A Shapeshifting Jesus: The Earliest Harmonization of the Endings of the New Testament Gospels

Sorting through the New Testament gospels accounts of the “sightings” of Jesus is incredibly complex. I have done my best to lay them out for comparison and interpretation in several posts on this blog, including “How Faith in Jesus’s Resurrection Originated and Developed: A New/Old Hypothesis.” One thing that any reader or researcher must take into account early on is that the current ending of the gospel of Mark, enshrined in the King James Version, and beloved by many evangelical Christians, namely, chapter 16, verses 9-20, was not originally part of this work, that clearly ends at chapter 16:9. We also know of several other appended endings, equally suspect in terms of authenticity. See my article, “The Strange Ending of the Gospel of Mark and Why It Makes All the Difference.”

However, that is not to say that Mark’s interpolated ending has no value. What it represents is our earliest creative interpretation of the original endings of Mathew, Luke, and John–from which it is basically developed. In other words, it is our earliest attempt at the harmonization of the obviously contradictory accounts in these three canonical Gospels. We are not sure about when it was written or who wrote it–but it might go back to the late 2nd century CE–and it is obvious that its author is quite aware of the problems with reading these gospel endings as one coherent account.

Shapeshifting Jesus (Pietro D’Achiardi 1924)
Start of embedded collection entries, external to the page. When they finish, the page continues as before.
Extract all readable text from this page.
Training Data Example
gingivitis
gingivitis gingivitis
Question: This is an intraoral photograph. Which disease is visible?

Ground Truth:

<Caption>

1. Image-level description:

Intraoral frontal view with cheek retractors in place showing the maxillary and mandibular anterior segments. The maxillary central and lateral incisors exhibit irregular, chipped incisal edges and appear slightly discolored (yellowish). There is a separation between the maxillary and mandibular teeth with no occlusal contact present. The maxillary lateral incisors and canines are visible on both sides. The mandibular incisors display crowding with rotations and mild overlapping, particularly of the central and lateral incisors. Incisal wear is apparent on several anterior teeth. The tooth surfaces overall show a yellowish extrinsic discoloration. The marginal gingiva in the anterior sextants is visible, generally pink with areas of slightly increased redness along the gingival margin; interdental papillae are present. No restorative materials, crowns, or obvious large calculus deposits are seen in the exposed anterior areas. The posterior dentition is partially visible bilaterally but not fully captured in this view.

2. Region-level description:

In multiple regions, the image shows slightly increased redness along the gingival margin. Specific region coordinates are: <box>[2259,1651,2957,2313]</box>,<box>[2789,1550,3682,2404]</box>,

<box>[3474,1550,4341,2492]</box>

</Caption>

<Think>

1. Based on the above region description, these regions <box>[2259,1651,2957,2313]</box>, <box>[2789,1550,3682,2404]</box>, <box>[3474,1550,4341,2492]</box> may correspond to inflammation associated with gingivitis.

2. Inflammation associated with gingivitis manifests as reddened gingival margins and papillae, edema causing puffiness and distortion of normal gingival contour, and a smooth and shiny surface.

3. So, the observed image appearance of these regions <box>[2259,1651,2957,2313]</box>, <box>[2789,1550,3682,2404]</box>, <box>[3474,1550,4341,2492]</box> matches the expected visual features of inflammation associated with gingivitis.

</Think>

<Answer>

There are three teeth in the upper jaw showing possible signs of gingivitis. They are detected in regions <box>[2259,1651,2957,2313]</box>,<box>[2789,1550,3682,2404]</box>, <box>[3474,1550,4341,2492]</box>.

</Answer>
As such, this ending merits careful reading and is a precious and illuminating look at the history of interpretation of the gospels. So, for example, the author is well aware that in Luke’s account Jesus sightings, “he appears in another form, directly contrasting with Matthew’s account of the appearance to Mary Magdalene (Matthew 28:8-10)as well as Jesus meeting the disciples in Galilee, as Mark (followed by Matthew) indicates but Luke knows nothing about. This, of course, directly contradicts (Luke 24:49–“stay in the city” until Pentecost, cf. Acts 1), and the author clearly knows this, so he opts for Luke’s account and transforms the Galilean “Great Commission” of Matthew 28:16-20, to Jerusalem. The author is clearly a fan of Luke-Acts over Matthew.

But more important, the Greek expression, έω ἑτέρᾳ μορφῆ–quite literally, another morphe/form–echoes the language of Paul who speaks of a metaphorphosis of Jesus from a “man of dust” to a “life-giving spirit” (1 Cor 15: 42-49). It shows us that the author of this late ending was well aware that the “form” of Jesus’ appearances varied according to our various sources–to a degree that the more “bodily” resurrection idea was not the only view–or even the preferred or standard view. Luke is careful to make sure that no one thought Jesus was a “ghost,” and thus perhaps just an “apparition” in the minds of the disciples–but he, like Paul, is fine with emphasizing the transformation of Jesus’ body to a form that was beyond the “flesh and blood” body put in the tomb.

For much more on this whole idea of a “shapeshifting” Jesus see Paul Davidson’s excellent treatment “Jesus the Shapeshifter in Early Christian Traditions,” as well as Deborah Thompson Prince’s important observations in, “The ‘Ghost’ of Jesus: Luke 24 in Light of Ancient Narratives of Post-Mortem Apparitions,” Journal for the Study of the New Testament 2007 29: 287-301, and more recently, Shelly Matthews. “Fleshly Resurrection, Authority Claims, and the Scriptural Practices of Lukan Christianity.” Journal of Biblical Literature, vol. 136, no. 1, 2017, pp. 163–183.